In the state of New York, the cost of water is $3.98 per cubic feet (748 gallons). It means the cost of water per gallon in New York is $0.005. Since there is a 32 gallon reservoir, filling it up twice per month would cost $0.36.
Assuming that you’re a grower who uses chemical nutrients. It has been stated by some growers that $60 of dry nutrients will be good enough for 1 year. This means per month, it will cost around $5 to keep the system filled with nutrients.
Assuming you live in Manhattan, New York, the estimated average rent there is $3,777 per month for a 702 sq. ft. room. This means that it costs $5.38 per sq. ft. Since the space occupied by the system is only 6 sq. ft. it means that the space cost is $32.28 per month.
Heating during the winter season will cost around $150 when using gas heaters or $100 when using electric heaters. Let’s say we’re using an energy efficient electric heater and this would cost us $100 to keep the indoor environment warm enough for plant growth.
The total utilities cost is computed by adding all the aforementioned factors ($7.13 + $0.36+ + $5.00 + $32.28 + $100.00).
All in all, it would cost $144.77 per month to operate an NFT system growing 72 lettuce plants in a rented apartment in Manhattan, New York during the winter.

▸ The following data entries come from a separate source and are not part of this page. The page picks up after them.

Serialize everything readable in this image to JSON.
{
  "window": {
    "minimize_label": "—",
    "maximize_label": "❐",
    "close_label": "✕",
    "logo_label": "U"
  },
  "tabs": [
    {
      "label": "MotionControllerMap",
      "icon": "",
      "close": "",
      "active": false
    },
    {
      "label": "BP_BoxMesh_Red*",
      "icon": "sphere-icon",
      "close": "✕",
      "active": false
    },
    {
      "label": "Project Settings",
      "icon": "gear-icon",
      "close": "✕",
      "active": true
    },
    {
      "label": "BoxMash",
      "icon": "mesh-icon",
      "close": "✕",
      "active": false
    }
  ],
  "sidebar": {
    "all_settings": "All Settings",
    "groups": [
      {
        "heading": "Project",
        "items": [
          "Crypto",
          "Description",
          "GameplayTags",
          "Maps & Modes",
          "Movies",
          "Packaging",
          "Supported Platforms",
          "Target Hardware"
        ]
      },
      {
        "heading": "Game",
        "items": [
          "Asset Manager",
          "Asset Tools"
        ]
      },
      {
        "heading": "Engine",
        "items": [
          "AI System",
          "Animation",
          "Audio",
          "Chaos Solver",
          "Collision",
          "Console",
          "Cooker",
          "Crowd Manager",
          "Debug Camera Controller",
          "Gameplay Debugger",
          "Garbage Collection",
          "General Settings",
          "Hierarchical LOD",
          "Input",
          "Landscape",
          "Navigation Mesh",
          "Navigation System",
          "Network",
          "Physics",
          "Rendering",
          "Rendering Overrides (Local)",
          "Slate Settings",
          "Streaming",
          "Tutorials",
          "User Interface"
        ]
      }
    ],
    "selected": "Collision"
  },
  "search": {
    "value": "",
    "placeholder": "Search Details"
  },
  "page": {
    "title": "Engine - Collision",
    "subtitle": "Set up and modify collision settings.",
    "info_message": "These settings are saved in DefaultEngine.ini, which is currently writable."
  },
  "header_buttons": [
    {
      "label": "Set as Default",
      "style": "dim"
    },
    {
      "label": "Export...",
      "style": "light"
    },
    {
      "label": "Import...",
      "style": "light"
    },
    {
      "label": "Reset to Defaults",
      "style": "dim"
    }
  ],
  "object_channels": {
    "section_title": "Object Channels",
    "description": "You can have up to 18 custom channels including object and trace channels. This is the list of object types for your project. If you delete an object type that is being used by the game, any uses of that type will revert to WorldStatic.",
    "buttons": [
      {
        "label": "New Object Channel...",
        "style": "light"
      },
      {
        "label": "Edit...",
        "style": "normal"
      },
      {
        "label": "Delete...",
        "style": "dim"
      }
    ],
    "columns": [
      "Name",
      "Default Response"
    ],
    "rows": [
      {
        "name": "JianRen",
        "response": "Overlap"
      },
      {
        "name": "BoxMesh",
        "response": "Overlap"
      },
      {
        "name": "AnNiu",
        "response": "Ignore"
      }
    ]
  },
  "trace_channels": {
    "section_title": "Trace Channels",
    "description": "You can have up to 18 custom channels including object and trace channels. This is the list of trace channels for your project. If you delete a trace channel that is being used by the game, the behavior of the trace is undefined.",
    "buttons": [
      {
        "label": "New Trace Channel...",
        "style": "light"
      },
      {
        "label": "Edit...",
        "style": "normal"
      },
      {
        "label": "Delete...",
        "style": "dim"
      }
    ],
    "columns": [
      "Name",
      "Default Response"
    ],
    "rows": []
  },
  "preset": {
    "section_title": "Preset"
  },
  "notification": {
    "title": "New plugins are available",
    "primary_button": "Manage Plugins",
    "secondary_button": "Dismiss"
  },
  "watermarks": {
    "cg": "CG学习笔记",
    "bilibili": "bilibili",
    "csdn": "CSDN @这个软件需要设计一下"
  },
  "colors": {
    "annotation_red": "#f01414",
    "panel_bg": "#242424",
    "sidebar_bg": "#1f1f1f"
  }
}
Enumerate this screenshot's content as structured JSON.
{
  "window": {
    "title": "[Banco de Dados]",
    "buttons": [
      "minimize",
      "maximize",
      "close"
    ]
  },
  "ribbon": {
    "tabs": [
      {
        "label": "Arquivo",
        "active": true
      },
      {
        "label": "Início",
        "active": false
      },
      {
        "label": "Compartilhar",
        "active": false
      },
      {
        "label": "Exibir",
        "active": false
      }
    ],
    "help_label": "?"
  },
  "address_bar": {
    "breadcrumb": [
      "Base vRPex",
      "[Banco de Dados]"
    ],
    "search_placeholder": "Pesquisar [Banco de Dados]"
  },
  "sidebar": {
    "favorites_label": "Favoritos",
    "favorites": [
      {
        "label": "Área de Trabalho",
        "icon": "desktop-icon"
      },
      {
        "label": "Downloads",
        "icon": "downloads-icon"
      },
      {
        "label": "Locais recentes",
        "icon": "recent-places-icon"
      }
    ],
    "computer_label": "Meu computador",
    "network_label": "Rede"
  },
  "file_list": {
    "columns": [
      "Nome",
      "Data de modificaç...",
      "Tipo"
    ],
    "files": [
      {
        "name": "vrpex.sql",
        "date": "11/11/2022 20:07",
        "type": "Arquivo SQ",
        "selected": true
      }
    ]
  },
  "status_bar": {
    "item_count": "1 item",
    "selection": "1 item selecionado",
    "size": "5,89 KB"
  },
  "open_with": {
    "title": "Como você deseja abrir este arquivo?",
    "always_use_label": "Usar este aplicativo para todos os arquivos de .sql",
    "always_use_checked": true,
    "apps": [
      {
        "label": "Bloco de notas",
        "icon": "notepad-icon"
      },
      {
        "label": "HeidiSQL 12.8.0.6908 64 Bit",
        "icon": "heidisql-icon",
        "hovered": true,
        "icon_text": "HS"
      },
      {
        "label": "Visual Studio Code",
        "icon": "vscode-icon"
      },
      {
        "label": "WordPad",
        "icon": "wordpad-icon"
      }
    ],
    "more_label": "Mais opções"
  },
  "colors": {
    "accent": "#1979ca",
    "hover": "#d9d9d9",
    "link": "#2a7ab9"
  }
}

For some people this is quite a lot but we do have to consider the biggest cost which is heating during the winter. During the summer, it would only cost around $44.77 to operate said system per month.
Unlike soil cultivation, there are more costs related to hydroponics just with the electricity costs alone. In soil, you just have to water it occasionally and let nature take care of the rest. Hydroponics is a much more involved process which requires more participation from the grower.
In conclusion, it is apparent that the utilities cost of hydroponics is much more expensive compared to soil cultivation. However, it is important to consider that what hydroponics loses in terms of monetary costs, it greatly makes up for in terms of growth rate, plant health, increased yield with the added benefit of being able to grow anywhere.
There are several ways a grower can reduce utilities cost but the viability of these cost reduction methods vary.
Downsizing the scale of the hydroponics system is the simplest way to reduce utilities cost. The smaller the system, the less it will cost to operate and maintain. Less water, less electricity, less nutrients, and less space will be used by downsizing.
Location can also be changed in order to reduce taxes and rent prices. However, this is less likely since location is more or less a permanent factor. Likewise, location will determine electrical costs, water, heating, and real estate costs.
Electricity costs are easier to control. It is important to find more efficient devices that can output more for less power required. Electrical devices can also be set on timers to determine when they will turn or off and for how long.
- The scale of the system and the location are the two big preliminary factors in determining the estimated utilities costs of a hydroponics system.
- Electricity, Water, Nutrients, Real Estate Costs, and Heating are affected by the preliminary factors. These are the values which will add up to the total utilities cost per month.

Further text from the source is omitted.